Comité pour le respect des libertés

et des droits humains au Sahara Occidental

(CORELSO)

Forum Social Ivryen

Centre Commercial Jeanne Hachette

10, Promenade Gérard Philipe

94200 - IVRY SUR SEINE


Paris le 15 février 2006

Monsieur le Ministre de l'Agriculture et de la pêche

78, rue de Varenne

75007 - PARIS


Monsieur le Ministre,

Vous allez bientôt examiner au Conseil des Ministres de la pêche de l'Union européenne l'accord de pêche entre le Maroc et l'Union européenne signé le 28 juillet 2005 qui s'applique aux eaux "sous la souveraineté ou la juridiction du Royaume du Maroc". Par cette formulation, le Maroc prétend s'octroyer illégalement une souveraineté sur les eaux territoriales du Sahara Occidental. C'est un véritable déni de justice à l'égard du peuple sahraoui et une violation de la légalité internationale qui n'a jamais reconnu la souveraineté du Maroc sur le Sahara Occidental comme l'a souligné l'avis consultatif de la cour internationale de Justice de 1975. Le Maroc n'a donc aucune souveraineté sur les eaux territoriales du Sahara Occidental, ni sur ses richesses, qu'elles soient halieutiques ou pétrolières.

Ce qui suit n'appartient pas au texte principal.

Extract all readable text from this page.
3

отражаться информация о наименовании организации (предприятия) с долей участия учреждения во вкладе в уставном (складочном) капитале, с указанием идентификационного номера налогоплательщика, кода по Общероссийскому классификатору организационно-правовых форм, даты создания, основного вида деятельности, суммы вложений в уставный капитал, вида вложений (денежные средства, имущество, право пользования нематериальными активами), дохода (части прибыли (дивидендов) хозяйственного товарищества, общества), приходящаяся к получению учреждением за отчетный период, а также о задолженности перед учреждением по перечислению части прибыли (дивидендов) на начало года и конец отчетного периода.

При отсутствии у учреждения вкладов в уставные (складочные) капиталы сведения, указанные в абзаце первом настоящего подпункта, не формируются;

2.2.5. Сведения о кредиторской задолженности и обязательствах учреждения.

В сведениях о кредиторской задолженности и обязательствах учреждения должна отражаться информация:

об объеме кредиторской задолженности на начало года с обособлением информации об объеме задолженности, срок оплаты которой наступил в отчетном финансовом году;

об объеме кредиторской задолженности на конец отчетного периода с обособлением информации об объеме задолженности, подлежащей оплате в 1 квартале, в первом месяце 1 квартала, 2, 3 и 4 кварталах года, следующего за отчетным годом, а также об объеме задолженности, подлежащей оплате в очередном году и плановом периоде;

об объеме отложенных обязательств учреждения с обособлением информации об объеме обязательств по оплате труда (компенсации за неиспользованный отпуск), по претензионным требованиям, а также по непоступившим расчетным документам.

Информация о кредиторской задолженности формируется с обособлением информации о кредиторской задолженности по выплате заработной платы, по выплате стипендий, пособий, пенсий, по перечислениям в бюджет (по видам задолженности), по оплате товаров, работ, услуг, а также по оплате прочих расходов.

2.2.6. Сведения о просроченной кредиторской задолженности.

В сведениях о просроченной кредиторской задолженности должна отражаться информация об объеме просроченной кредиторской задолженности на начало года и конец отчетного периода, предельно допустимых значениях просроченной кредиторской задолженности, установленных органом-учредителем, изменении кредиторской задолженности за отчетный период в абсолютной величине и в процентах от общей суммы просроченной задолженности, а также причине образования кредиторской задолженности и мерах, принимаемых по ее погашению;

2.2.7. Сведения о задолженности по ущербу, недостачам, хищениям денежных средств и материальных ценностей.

D'ailleurs, les Etats-Unis ont expressément exclu le Sahara Occidental de leur accord de libre-échange avec le Maroc. De son côté, la Norvège a décidé de retirer tous ses avoirs d'une compagnie pétrolière qui effectue des recherches au Sahara Occidental et de mettre un terme à tout achat de phosphates provenant de ce territoire afin de respecter pleinement la légalité internationale. Au cours d'une récente session du parlement danois, le Ministre de l'agriculture et de la pêche, M. Hans Christian Schmidt, s'est engagé à demander des assurances en ce qui concerne le respect du statut du Sahara Occidental en tant que territoire non autonome. Les gouvernements finlandais et suédois ont également émis d'importantes réserves sur cet accord.

Conformément au droit international, le territoire du Sahara Occidental et ses ressources océaniques ne doivent être ni utilisés, ni exploités tant que le droit à l'autodétermination du peuple sahraoui n'a pas pu être réalisé, c'est-à-dire tant que le plan de paix des Nations-Unies n'a pas été mis en oeuvre.

J'ai donc l'honneur de vous demander de refuser cet accord s'il n'est pas modifié pour le rendre conforme au droit international avec la précision que son champ d'application ne concerne que les eaux océaniques au-dessus du parallèle 27° 40' qui constitue la frontière reconnue sur le plan international entre le Maroc et le Sahara Occidental.

Une telle prise de position contribuerait également à l'application du plan de paix des Nations-Unies avec l'organisation d'un referendum permettant au peuple Sahraoui d'exprimer enfin son droit à l'autodétermination.

Avec l'espoir que ma demande sera prise en considération, je vous prie d'agréer, Monsieur le Ministre, l'expression de mes sentiments distingués.